Another 1997 startup was genetic counselling, in coordination with Dr Graeme Suthers, who was at that time Chairman of the Familial Cancer Research Group and based at the Women’s and Children’s Hospital. The eventual aim was to be part of a multi-centre study.
The Colorectal Unit also had brief contact with Graeme Young when he joined TQEH as Professor of Medicine in 1995, his main interest being in the epidemiology, prevention and molecular biology of colorectal cancer. His stay at TQEH was shortlived, however, as he left to further his career at Flinders University.
It was a time of exploration and development. I made an approach to Wayne Singh, the CEO of Western Hospital at this time, to explore projects that might be mutally advantageous. I had a good relationship with Wayne as I operated regularly at his hospital and served as the College representative on his Medical Advisory Board.
My responsibility in that role was to monitor the standard of surgery performed there. Over the years we only had one occasion in which we were forced to suspend the operating rights of a surgeon.
Wayne expressed an interest in making space available and providing nursing assistance in the private section of the hospital as well as also offering treatment to public, non-insured patients. We discussed the possibility of our unit offering a regular, say twice weekly, flexible sigmoidoscopy service for PR bleeding patients, both public and private. My understanding is that nothing came from these discussions.
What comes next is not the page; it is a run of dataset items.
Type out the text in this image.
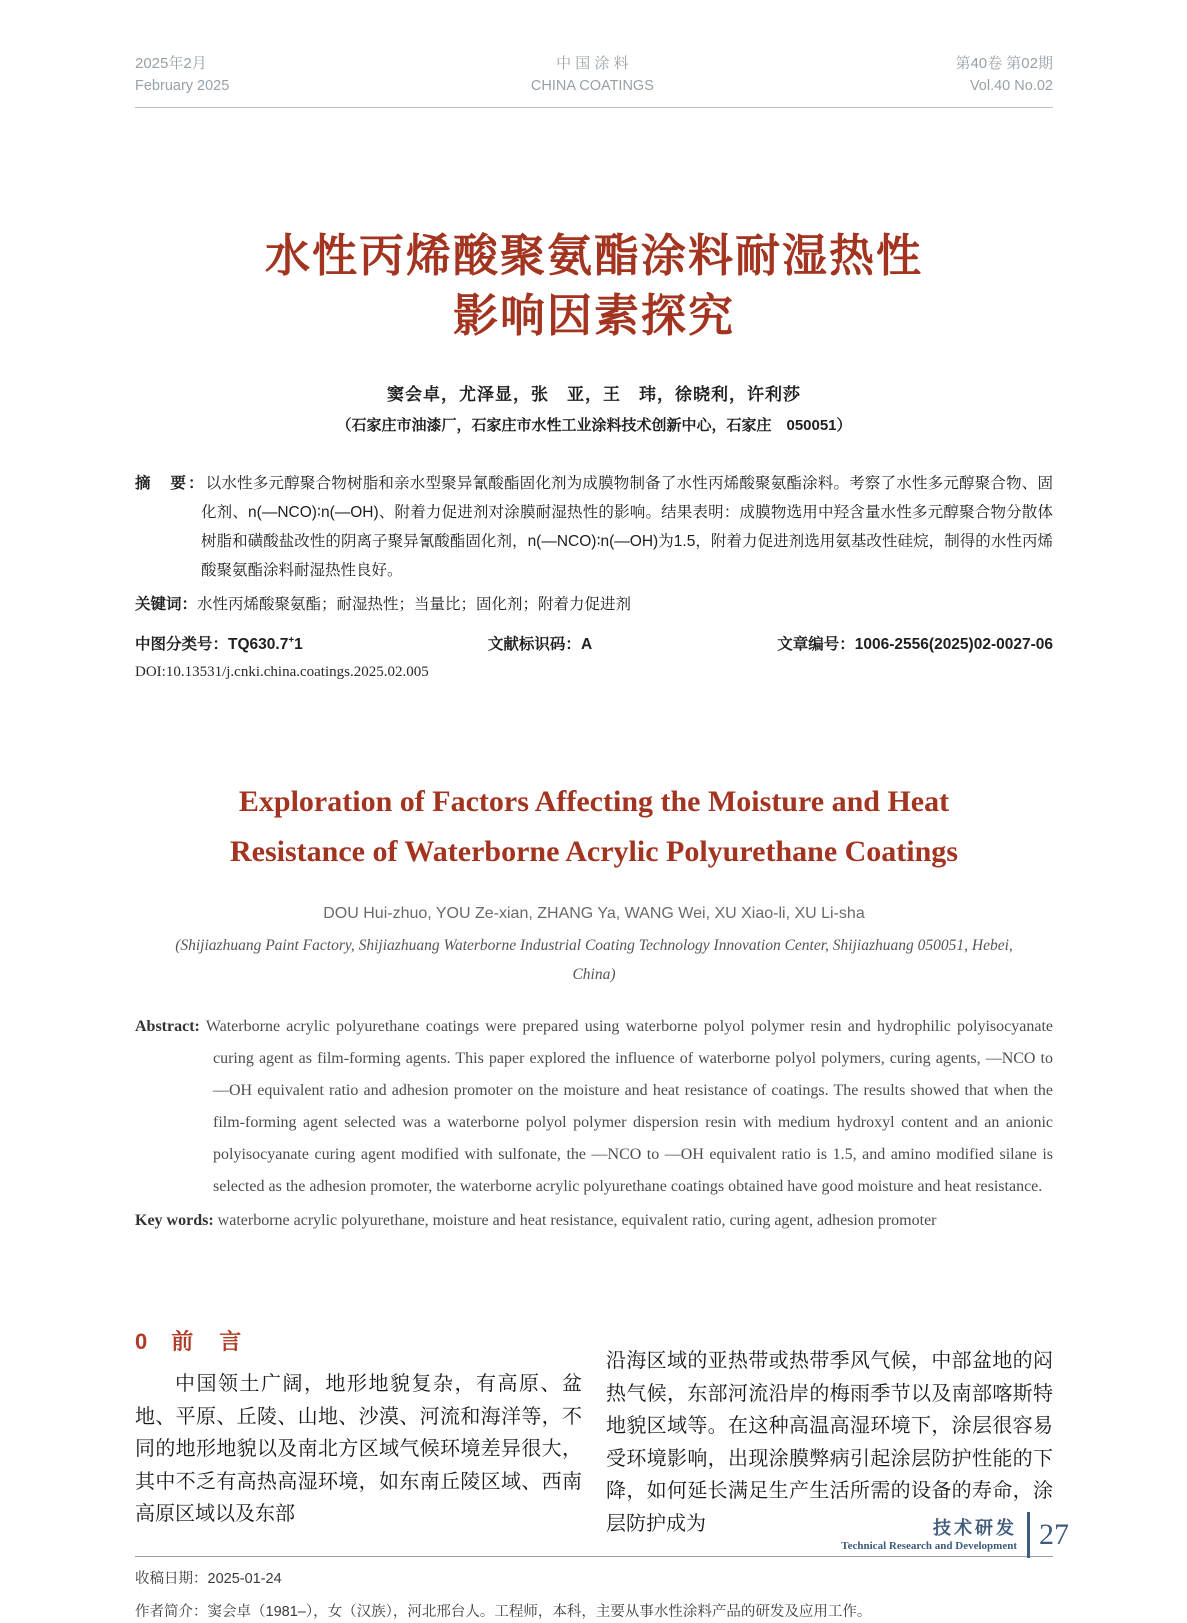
2025年2月
February 2025
中 国 涂 料
CHINA COATINGS
第40卷 第02期
Vol.40 No.02
水性丙烯酸聚氨酯涂料耐湿热性
影响因素探究
窦会卓，尤泽显，张　亚，王　玮，徐晓利，许利莎
（石家庄市油漆厂，石家庄市水性工业涂料技术创新中心，石家庄　050051）

摘　要：以水性多元醇聚合物树脂和亲水型聚异氰酸酯固化剂为成膜物制备了水性丙烯酸聚氨酯涂料。考察了水性多元醇聚合物、固化剂、n(—NCO)∶n(—OH)、附着力促进剂对涂膜耐湿热性的影响。结果表明：成膜物选用中羟含量水性多元醇聚合物分散体树脂和磺酸盐改性的阴离子聚异氰酸酯固化剂，n(—NCO)∶n(—OH)为1.5，附着力促进剂选用氨基改性硅烷，制得的水性丙烯酸聚氨酯涂料耐湿热性良好。

关键词：水性丙烯酸聚氨酯；耐湿热性；当量比；固化剂；附着力促进剂

中图分类号：TQ630.7+1	文献标识码：A	文章编号：1006-2556(2025)02-0027-06
DOI:10.13531/j.cnki.china.coatings.2025.02.005
Exploration of Factors Affecting the Moisture and Heat
Resistance of Waterborne Acrylic Polyurethane Coatings
DOU Hui-zhuo, YOU Ze-xian, ZHANG Ya, WANG Wei, XU Xiao-li, XU Li-sha
(Shijiazhuang Paint Factory, Shijiazhuang Waterborne Industrial Coating Technology Innovation Center, Shijiazhuang 050051, Hebei, China)

Abstract: Waterborne acrylic polyurethane coatings were prepared using waterborne polyol polymer resin and hydrophilic polyisocyanate curing agent as film-forming agents. This paper explored the influence of waterborne polyol polymers, curing agents, —NCO to —OH equivalent ratio and adhesion promoter on the moisture and heat resistance of coatings. The results showed that when the film-forming agent selected was a waterborne polyol polymer dispersion resin with medium hydroxyl content and an anionic polyisocyanate curing agent modified with sulfonate, the —NCO to —OH equivalent ratio is 1.5, and amino modified silane is selected as the adhesion promoter, the waterborne acrylic polyurethane coatings obtained have good moisture and heat resistance.

Key words: waterborne acrylic polyurethane, moisture and heat resistance, equivalent ratio, curing agent, adhesion promoter

0 前　言

中国领土广阔，地形地貌复杂，有高原、盆地、平原、丘陵、山地、沙漠、河流和海洋等，不同的地形地貌以及南北方区域气候环境差异很大，其中不乏有高热高湿环境，如东南丘陵区域、西南高原区域以及东部

沿海区域的亚热带或热带季风气候，中部盆地的闷热气候，东部河流沿岸的梅雨季节以及南部喀斯特地貌区域等。在这种高温高湿环境下，涂层很容易受环境影响，出现涂膜弊病引起涂层防护性能的下降，如何延长满足生产生活所需的设备的寿命，涂层防护成为

收稿日期：2025-01-24
作者简介：窦会卓（1981–），女（汉族），河北邢台人。工程师，本科，主要从事水性涂料产品的研发及应用工作。
技术研发
Technical Research and Development 27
One hurdle ahead of us was to have the Colorectal Unit accredited by the Colorectal Society of Australia. The Guidelines circulated by the President of the Colorectal Surgical Society of Australia (September, 1996, Graham Newstead) specified that the surgical staff of such a unit should include two accredited colorectal surgeons, one of whom would be Head of Unit.
These criteria were eventually met when Peter Hewett was appointed Head of Unit and the unit, thereby, was accredited to train colorectal surgeons.
It would be fair to say our that in 1998 our unit came of age, having achieved national recognition, becoming accredted as a post-fellowship training centre for colorectal surgery, with the first post-fellowship trainee due to start the following year, in 1999.